Now I sure you know will not throw away your crystallised honey, what is at the bottom is not sugar(sugar) which your doctor warns you About but it is Sugar(Glucose) which you need badly. Have a honey time.


Thursday 24 July 2014

Who or What is honey?


One of my lecturers at the University would always ask his question like this 'who or what is ...? I am sure some people might call a person 'honey' and others that sweet substance. I am sure this post will firther answer a couple of those question you have.


Honey is the natural sweet substance produced by honey bees from the nectar of plants or from secretions of living parts of plants or excretions of plant sucking insects on the living parts of plants, which the bees collect, transform by combining with specific substances of their own, deposit, dehydrate, store and leave in the honey comb to ripen and mature. 



Field honey bees collect flower nectar. On entering the hive with a full honey sac, which is an enlargement of the oesophagus, the field bee regurgitates the contents into the mouth of a young worker, called the house, or nurse, bee. The house bee deposits the nectar in a cell and carries out the tasks necessary to convert the nectar to honey. When the honey is fully ripened, the cell is sealed with an airtight wax capping. Both old and young workers are required to store the winter supplies of honey.


Nectar is averagely about 80% moisture and 20% sugars. The bees collect this and add to it several other components in their stomach as you must have noticed above that honey will qualify as bee vomit; Yook! Fear not, these substances are what make honey like no other sugar with such much to offer. They then will reduce the moisture content to about 20% and the sugars plus other beneficial substances to about 80%. 80/20 rule enh!
I may now in Chemistry registers define honey as a supersaturated solution. I would like you to keep this in mind as it will be the core of our discussion when we talk about honey and crystallization. You know that white stuff you see under your jar of honey when you store your honey slightly below room temperature.
What intrigues me most is the work that the bees have to do that I might enjoy just a spoonful of this sweet healthy substance.
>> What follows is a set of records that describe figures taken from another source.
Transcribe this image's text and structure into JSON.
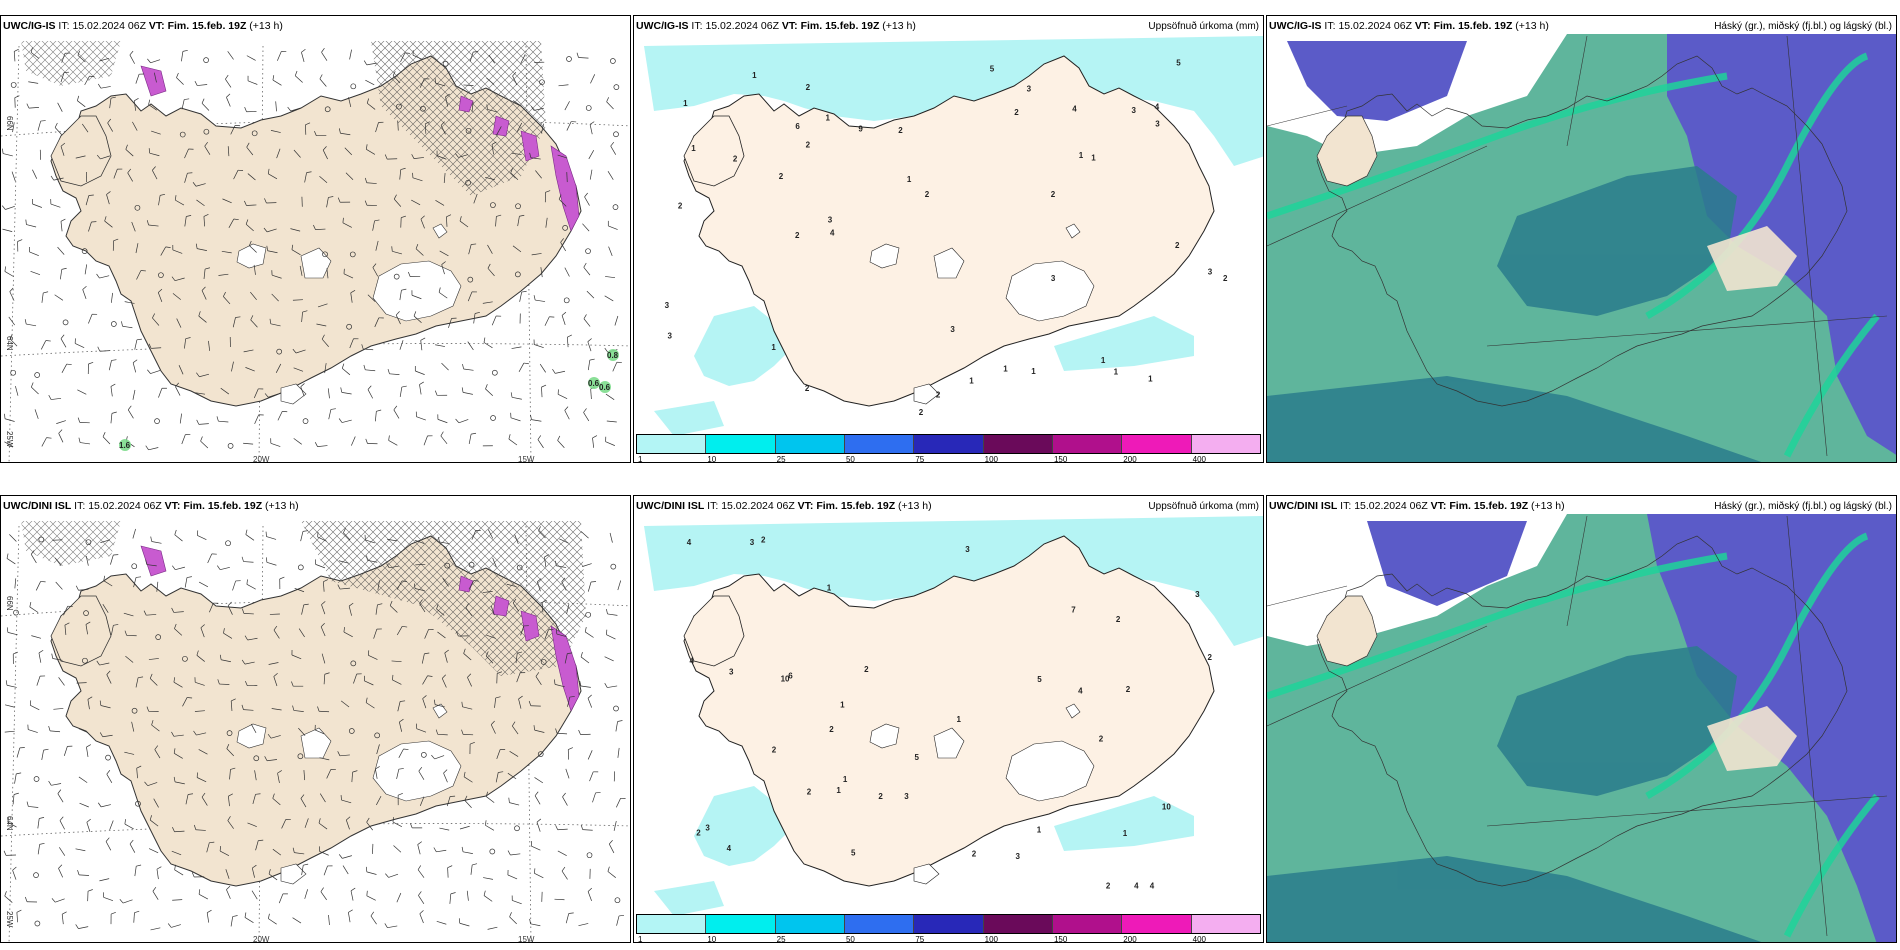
{
  "panels": [
    {
      "id": "p1",
      "model": "UWC/IG-IS",
      "it_label": "IT:",
      "it": "15.02.2024 06Z",
      "vt_label": "VT:",
      "vt": "Fim. 15.feb. 19Z",
      "lead": "(+13 h)",
      "right": ""
    },
    {
      "id": "p2",
      "model": "UWC/IG-IS",
      "it_label": "IT:",
      "it": "15.02.2024 06Z",
      "vt_label": "VT:",
      "vt": "Fim. 15.feb. 19Z",
      "lead": "(+13 h)",
      "right": "Uppsöfnuð úrkoma (mm)"
    },
    {
      "id": "p3",
      "model": "UWC/IG-IS",
      "it_label": "IT:",
      "it": "15.02.2024 06Z",
      "vt_label": "VT:",
      "vt": "Fim. 15.feb. 19Z",
      "lead": "(+13 h)",
      "right": "Háský (gr.), miðský (fj.bl.) og lágský (bl.)"
    },
    {
      "id": "p4",
      "model": "UWC/DINI ISL",
      "it_label": "IT:",
      "it": "15.02.2024 06Z",
      "vt_label": "VT:",
      "vt": "Fim. 15.feb. 19Z",
      "lead": "(+13 h)",
      "right": ""
    },
    {
      "id": "p5",
      "model": "UWC/DINI ISL",
      "it_label": "IT:",
      "it": "15.02.2024 06Z",
      "vt_label": "VT:",
      "vt": "Fim. 15.feb. 19Z",
      "lead": "(+13 h)",
      "right": "Uppsöfnuð úrkoma (mm)"
    },
    {
      "id": "p6",
      "model": "UWC/DINI ISL",
      "it_label": "IT:",
      "it": "15.02.2024 06Z",
      "vt_label": "VT:",
      "vt": "Fim. 15.feb. 19Z",
      "lead": "(+13 h)",
      "right": "Háský (gr.), miðský (fj.bl.) og lágský (bl.)"
    }
  ],
  "wind_map": {
    "lon_labels": [
      "20W",
      "15W"
    ],
    "lat_labels": [
      "66N",
      "64N",
      "25W"
    ],
    "marks_top": [
      "0.8",
      "0.6",
      "0.6",
      "1.6"
    ]
  },
  "precip_legend": {
    "labels": [
      "1",
      "10",
      "25",
      "50",
      "75",
      "100",
      "150",
      "200",
      "400"
    ],
    "colors": [
      "#b3f5f5",
      "#00eeee",
      "#00c5ee",
      "#2e6ef0",
      "#2828b8",
      "#6a0a5a",
      "#b0108c",
      "#ee1ab8",
      "#f4aef0"
    ]
  },
  "precip_values_top": [
    "1",
    "2",
    "2",
    "2",
    "3",
    "2",
    "3",
    "4",
    "4",
    "2",
    "3",
    "1",
    "1",
    "1",
    "2",
    "2",
    "3",
    "2",
    "1",
    "1",
    "1",
    "2",
    "2",
    "3",
    "4",
    "2",
    "3",
    "3",
    "1",
    "2",
    "3",
    "1",
    "5",
    "2",
    "1",
    "2",
    "9",
    "2",
    "5",
    "3",
    "1",
    "6",
    "1",
    "1",
    "1"
  ],
  "precip_values_bottom": [
    "5",
    "10",
    "3",
    "2",
    "4",
    "1",
    "3",
    "2",
    "1",
    "4",
    "2",
    "3",
    "4",
    "2",
    "1",
    "1",
    "1",
    "2",
    "3",
    "2",
    "4",
    "6",
    "3",
    "2",
    "1",
    "5",
    "2",
    "3",
    "2",
    "2",
    "1",
    "2",
    "4",
    "10",
    "7",
    "4",
    "3",
    "2",
    "2",
    "5"
  ],
  "colors": {
    "land": "#f2e4d0",
    "land_light": "#fdf1e4",
    "cyan": "#b5f4f4",
    "cloud_high": "#5b5bc8",
    "cloud_mid": "#2a7c8c",
    "cloud_low": "#5fb59c",
    "cloud_bright": "#1fd39a"
  }
}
The average honey bee will actually make only one twelfth of a teaspoon of honey in its lifetime as it takes It takes about 556 workers to gather 1 pound (0.45359kg) of honey from about 2 million flowers. I guess we have so much to learn from
them when it comes to work ethics and even our social structure. Let us leave that for a rainy day.
It is healthy to know that honey contains only about 1.3% sucrose, 38% fructose and about 31% glucose. What this means is that honey is very okay for diabetic patients. There are so many other applications of honey for nutritional and preservative purposes. Its health benefits cannot be exhausted, ranging from ulcers to cosmetics to medicines just to mention a few. For those of us that are quite spiritual the holy books say it all.
In Matthew 3:4, John the Baptist is said to have lived for a long period of time in the wilderness on a diet consisting of locusts and wild honey.
In Islam, there is an entire Surah in the Qur'an called al-Nahl (the Honey Bee). According to hadith, Prophet Muhammad (SAW) strongly recommended honey for healing purposes. The Qur'an promotes honey as a nutritious and healthy food.
“And your Lord inspired the bee(s), saying: "Take your habitations in the mountains and in the trees and in what they erect. (68) Then, eat of all fruits, and follow the ways of your Lord made easy (for you)." There comes forth from their bellies, a drink of varying colour wherein is healing for mankind. Verily, in this is indeed a sign for people who think”

As good as it is there is one key don’t with honey, please DONT GIVE TO A BABY LESS THAN A YEAR OLD. It may cause a death. The presence of   endospores of the bacterium. I know especially in the Yoruba culture of Nigeria this will come with fierce resistance. I am yet to get samples of Nigerian honey to specialised labs that will help to identify this bacterium if it does exist in her honey samples.